Earlier this year, Steel Dynamics bought the CSN conversion mill in Terre Haute, Ind. At the time of the purchase, the company had two operations: the Terre Haute mill and a trading operation that was importing steel from Brazil into the United States. SDI did not want the trading operation, so a handful of CSN employees stayed in their trading roles and continued to work for CSN importing Brazilian slabs, galvanized and Galvalume steels.

Brazilian Slabs

CSN Brazil is not a big player in exporting steel slabs to the United States. It continues to support the Terre Haute mill (now owned by SDI), shipping slabs into the United States, where they are converted at AK Steel to hot bands and then shipped to Terre Haute. There are no duties on Brazilian slabs, but the country does have a 3.5 million metric ton (3.85 million net ton) quota. Only 30 percent of the quota is allowed during any one quarter.

The quotas are troublesome for Brazil where there is no coordination between the mills or by the government to ensure a smooth flow of material, said SMU’s source. One company could use up the entire quota, for example. The quota for the third quarter was filled by Sept. 12. From that point, any Brazilian slabs arriving in the U.S. were put into a Free Trade Zone (FTZ) until the opening of the fourth quarter.

Flat Rolled Sheet (HR, CR, Galvanized, Galvalume)

Brazil faces antidumping and countervailing duties in the U.S. totaling around 30 percent on both hot rolled and cold rolled steel. The quota on these products, based on past import volumes, is relatively small since minimal shipments were made in calendar years 2016 and 2017. So, even though CSN is not subject to Section 232 duties, the mill is not taking orders on HR or CR coils, sources said.

In galvanized, Brazil has a quota of approximately 180,000 metric tons (198,416 net tons). CSN has been the primary supplier of galvanized in the past and continues to book GI orders. The mill reportedly has about 20,000 metric tons of material available for December shipment, but due to resistance from U.S. buyers, orders will be “underserved” and nowhere near full. U.S. steel buyers are skeptical of buying foreign steel with its extended lead times when domestic mill pricing is retreating by an average of $10 per ton per week, commented a CSN source.
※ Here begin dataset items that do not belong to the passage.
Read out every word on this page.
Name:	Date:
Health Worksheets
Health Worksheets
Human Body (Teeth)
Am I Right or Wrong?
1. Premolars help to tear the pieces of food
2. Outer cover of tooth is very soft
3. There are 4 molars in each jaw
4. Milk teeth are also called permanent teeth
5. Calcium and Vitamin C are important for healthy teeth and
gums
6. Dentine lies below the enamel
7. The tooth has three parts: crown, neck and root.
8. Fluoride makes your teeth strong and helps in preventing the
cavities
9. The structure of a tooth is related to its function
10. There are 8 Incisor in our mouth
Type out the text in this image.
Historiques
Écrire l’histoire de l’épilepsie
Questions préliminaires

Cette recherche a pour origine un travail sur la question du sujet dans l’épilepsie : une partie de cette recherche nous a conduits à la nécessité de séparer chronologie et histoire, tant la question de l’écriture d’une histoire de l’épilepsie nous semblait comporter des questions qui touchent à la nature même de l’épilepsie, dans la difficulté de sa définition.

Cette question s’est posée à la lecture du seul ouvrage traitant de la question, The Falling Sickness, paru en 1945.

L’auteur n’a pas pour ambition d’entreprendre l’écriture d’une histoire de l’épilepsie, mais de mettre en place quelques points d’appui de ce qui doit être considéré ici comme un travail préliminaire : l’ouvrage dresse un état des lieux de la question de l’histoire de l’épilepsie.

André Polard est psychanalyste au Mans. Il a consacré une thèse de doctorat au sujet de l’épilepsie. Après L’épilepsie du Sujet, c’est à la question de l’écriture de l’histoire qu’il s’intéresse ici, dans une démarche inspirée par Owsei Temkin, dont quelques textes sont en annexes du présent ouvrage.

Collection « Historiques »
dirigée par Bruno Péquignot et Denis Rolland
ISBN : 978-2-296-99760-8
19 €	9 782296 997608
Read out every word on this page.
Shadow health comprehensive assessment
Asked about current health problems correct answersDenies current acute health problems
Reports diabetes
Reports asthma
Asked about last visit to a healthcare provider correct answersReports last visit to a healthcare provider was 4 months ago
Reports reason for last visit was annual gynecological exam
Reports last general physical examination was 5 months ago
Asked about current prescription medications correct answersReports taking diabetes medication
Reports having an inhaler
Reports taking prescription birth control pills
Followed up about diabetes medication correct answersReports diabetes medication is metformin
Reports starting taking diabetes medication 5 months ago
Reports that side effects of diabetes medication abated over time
The spread between U.S. and Brazilian GI has been narrowing with Brazil quoting approximately $47.00/cwt CIF, Duty Paid, USA port for 0.033 G90 coils. As mentioned, Brazil will not reach its quota for 2018 on galvanized, but CSN believes it will fill the quota for 2019.

In Galvalume, Brazil has a quota of approximately 150,000 metric tons (165,346 net tons), which is also underserved and will not reach quota for 2018. CSN does anticipate being better organized to fill the Brazil quota for AZ during 2019.

The CSN trading operations are headquartered in downtown Chicago. SMU was advised that the company is looking to hire a Houston representative, an East Coast rep, as well as some customer service people to fill out the staff.